Horribly handled. Cruel even. The blindsided industry went into triage, rebuilding infrastructure from the cement block up. Half the crowd slunk back to Avid, the other half fueled Premiere Pro's rise to become a dominant player. (A few years later Davinci branched out from the industry standard grading system into the professional editing sphere, and has been most successful at pulling people back from the other players to a true Final Cut Pro-like "industry" universe of powerful and accessible tools and attendant international community, that continues to expand and impress to this day. Final Cut never retook it's top spot in film and television.)
Apple was fine with all this. They didn't want to bother with it. To wit, Avid, Blackmagic and even Adobe are itty -bitty outfits compared to Cupertino. iPhone users outnumbered industry professionals twenty to one.
Thank you for your comment.
"Nice try. This smacks of P.R.." -- We included the uproar. We spent a lot of time on it. FYI this Substack is upfront that what we do is look at and celebrate the movers and shakers of our industry.
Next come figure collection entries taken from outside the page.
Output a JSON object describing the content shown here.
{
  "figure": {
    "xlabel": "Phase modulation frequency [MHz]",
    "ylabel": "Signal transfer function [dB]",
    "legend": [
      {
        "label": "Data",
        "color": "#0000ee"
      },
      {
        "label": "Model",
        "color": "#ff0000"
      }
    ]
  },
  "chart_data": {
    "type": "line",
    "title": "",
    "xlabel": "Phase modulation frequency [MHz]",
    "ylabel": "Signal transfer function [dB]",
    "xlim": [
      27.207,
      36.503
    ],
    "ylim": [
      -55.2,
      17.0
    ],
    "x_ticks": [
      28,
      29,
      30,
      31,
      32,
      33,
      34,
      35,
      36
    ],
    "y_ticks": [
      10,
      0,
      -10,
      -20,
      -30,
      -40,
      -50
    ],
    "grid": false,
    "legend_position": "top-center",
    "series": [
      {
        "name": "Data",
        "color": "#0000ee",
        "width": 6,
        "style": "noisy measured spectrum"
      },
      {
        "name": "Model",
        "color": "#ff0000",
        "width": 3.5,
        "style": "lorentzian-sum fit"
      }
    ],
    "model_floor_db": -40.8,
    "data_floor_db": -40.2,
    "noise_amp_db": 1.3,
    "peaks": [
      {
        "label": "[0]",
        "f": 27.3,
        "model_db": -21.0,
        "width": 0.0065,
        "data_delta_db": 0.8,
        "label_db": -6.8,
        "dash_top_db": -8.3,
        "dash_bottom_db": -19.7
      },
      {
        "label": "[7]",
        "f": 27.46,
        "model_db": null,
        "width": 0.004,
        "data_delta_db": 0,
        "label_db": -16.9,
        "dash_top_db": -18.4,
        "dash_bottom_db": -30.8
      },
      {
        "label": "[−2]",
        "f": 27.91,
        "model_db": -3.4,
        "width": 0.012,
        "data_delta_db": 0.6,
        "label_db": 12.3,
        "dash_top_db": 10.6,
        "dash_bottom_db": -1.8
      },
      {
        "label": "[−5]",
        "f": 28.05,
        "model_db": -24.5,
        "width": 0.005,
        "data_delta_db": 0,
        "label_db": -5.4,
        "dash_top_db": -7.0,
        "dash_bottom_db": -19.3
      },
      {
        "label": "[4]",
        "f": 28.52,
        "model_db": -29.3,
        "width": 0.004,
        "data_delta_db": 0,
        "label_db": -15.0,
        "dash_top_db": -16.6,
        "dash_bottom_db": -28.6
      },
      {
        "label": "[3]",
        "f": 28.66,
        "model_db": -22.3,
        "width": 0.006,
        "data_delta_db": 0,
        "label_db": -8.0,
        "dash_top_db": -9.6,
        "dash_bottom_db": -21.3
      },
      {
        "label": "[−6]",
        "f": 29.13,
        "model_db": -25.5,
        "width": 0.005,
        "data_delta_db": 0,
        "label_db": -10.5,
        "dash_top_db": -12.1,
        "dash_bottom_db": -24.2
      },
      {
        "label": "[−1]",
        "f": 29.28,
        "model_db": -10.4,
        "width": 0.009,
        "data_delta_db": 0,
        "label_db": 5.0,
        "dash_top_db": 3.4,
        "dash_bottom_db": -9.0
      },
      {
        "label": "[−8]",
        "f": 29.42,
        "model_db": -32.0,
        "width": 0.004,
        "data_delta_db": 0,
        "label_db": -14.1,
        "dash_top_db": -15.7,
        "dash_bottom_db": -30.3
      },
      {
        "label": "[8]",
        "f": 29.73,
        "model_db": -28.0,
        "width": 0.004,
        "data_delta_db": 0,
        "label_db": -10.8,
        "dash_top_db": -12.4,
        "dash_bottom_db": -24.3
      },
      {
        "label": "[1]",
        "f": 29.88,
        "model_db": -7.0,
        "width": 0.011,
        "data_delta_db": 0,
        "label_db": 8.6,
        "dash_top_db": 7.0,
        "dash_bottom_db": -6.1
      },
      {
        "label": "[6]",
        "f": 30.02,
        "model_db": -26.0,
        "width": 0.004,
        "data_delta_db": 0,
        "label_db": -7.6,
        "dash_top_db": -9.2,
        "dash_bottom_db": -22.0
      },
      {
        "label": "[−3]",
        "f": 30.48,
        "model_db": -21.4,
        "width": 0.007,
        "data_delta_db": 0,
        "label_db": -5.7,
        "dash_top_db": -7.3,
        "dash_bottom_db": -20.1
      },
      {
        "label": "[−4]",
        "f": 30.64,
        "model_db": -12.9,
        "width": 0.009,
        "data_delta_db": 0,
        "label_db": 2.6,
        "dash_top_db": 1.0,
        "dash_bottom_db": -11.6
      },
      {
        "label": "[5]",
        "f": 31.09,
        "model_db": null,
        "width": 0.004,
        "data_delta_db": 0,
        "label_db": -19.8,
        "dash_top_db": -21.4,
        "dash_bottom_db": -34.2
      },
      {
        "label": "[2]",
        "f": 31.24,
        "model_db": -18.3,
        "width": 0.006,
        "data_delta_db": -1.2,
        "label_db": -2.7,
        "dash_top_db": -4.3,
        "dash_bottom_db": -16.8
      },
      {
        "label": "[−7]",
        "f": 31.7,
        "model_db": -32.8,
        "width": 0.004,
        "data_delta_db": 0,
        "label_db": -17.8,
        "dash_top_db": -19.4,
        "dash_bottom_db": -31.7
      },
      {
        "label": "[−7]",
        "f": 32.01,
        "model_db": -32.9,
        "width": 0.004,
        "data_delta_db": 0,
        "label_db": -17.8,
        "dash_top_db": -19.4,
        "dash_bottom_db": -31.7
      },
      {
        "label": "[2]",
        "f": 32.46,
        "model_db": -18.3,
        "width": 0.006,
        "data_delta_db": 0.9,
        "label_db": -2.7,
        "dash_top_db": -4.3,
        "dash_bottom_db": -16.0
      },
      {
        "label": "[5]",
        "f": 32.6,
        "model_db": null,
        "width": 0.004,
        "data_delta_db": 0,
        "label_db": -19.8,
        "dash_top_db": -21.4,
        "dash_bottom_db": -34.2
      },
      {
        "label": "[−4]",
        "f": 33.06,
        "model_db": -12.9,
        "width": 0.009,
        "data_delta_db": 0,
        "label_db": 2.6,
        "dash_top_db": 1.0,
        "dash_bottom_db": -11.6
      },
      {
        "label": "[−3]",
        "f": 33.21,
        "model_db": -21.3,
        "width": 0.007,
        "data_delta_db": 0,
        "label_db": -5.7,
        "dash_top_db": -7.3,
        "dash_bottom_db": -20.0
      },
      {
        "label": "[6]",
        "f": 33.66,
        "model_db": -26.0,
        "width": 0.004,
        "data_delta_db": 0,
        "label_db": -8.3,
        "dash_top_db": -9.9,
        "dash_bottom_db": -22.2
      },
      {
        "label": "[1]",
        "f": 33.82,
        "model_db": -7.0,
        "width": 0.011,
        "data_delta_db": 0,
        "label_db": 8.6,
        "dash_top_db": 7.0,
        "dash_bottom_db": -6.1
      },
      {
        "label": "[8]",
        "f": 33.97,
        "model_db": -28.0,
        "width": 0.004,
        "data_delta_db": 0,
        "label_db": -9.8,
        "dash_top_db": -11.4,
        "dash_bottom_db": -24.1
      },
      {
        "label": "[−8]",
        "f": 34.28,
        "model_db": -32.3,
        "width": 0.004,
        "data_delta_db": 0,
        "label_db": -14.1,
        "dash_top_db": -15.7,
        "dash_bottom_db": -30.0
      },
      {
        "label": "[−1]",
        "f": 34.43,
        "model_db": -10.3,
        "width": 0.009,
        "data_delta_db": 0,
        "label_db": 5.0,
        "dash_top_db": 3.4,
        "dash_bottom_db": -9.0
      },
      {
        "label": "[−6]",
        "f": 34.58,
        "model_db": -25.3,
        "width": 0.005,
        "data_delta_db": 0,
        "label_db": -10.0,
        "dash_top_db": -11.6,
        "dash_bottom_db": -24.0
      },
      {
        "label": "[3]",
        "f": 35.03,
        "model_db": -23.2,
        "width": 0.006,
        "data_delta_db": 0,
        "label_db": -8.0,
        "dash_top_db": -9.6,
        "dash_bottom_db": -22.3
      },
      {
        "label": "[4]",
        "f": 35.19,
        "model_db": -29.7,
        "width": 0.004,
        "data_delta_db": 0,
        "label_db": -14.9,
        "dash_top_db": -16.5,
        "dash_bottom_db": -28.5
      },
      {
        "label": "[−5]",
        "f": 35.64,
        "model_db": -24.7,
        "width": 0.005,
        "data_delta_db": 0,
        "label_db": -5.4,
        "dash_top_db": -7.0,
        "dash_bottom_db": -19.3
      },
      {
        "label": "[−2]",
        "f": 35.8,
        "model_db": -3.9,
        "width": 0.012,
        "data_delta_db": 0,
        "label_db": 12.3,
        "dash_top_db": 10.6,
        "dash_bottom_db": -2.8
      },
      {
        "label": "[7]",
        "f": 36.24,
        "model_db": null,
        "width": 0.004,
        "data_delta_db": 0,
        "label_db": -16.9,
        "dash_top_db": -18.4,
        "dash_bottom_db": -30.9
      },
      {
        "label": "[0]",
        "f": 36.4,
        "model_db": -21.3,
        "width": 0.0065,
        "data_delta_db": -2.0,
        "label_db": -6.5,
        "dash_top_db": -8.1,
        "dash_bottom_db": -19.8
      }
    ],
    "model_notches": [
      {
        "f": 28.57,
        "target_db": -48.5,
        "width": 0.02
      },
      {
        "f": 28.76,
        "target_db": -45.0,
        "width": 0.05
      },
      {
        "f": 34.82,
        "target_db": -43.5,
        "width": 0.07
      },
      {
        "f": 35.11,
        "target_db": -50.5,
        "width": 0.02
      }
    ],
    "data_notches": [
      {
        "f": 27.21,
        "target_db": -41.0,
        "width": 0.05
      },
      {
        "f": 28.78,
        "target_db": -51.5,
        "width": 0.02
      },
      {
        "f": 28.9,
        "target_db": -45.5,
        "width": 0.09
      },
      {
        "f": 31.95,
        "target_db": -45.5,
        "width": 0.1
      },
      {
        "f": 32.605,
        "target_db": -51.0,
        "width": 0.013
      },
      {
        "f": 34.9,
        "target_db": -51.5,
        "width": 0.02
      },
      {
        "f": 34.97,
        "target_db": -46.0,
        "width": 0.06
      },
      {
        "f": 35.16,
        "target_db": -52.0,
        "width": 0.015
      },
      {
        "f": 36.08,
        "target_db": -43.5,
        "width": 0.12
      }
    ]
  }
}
The point of the article is to relook at this event with a fresh lens, such as the lens of where video creation headed in a world of iPhones, TikToks, and YouTube. It is to try to remove oneself and one's personal experience and look at it in the greater context of the explosion of video creation. I may have felt _____ but my bigger motivation in life is still more people to tell their stories using the most evocative and powerful (and difficult) medium there is, video.
I understand where you're coming from. I myself was on FCP7, moved to Adobe Premiere.
I understand what you're saying. The article aims to "walk us through what really happened", then romanticizes the inception of FPX with a tale of brave mavericks bucking trends, following bold new vision in the face of stagnant headwinds. IMHO there's a fine line between a "fresh look" and "revisionism". History matters. The inception of FCPX was a mess, there's no rose colored view of it.
And it wasn't particularly innovativeother than the "magnetic timeline", which needed to be reigned in and updated to allow for more traditional tried-and-true editing. Other than that it was far more limited in features -- including innovative ones -- than either its predecessors or competitors. For many years.
I believe the account above is 20-20 hindsight, which is an honest way to go.
The Eddie product seems amazing, thought -- nice job, looking forward to digging in - b
There's an entire film about this topic: Here is an interview with the producer New Film Shows Impact of FCPX on Industry https://youtu.be/ZIO3hQTD_ak
Thanks for sharing.
What I am saying is there is more than one lens in which to look at this story. We know the lens from the YT link; that lens is a well understood one.
But there is another lens too and we wanted to examine the story from another perspective with the benefit of hindsight and where the world moved to - the explosion and the accessibility of video creation by billions of people - something unfathomable at the time of the x launch.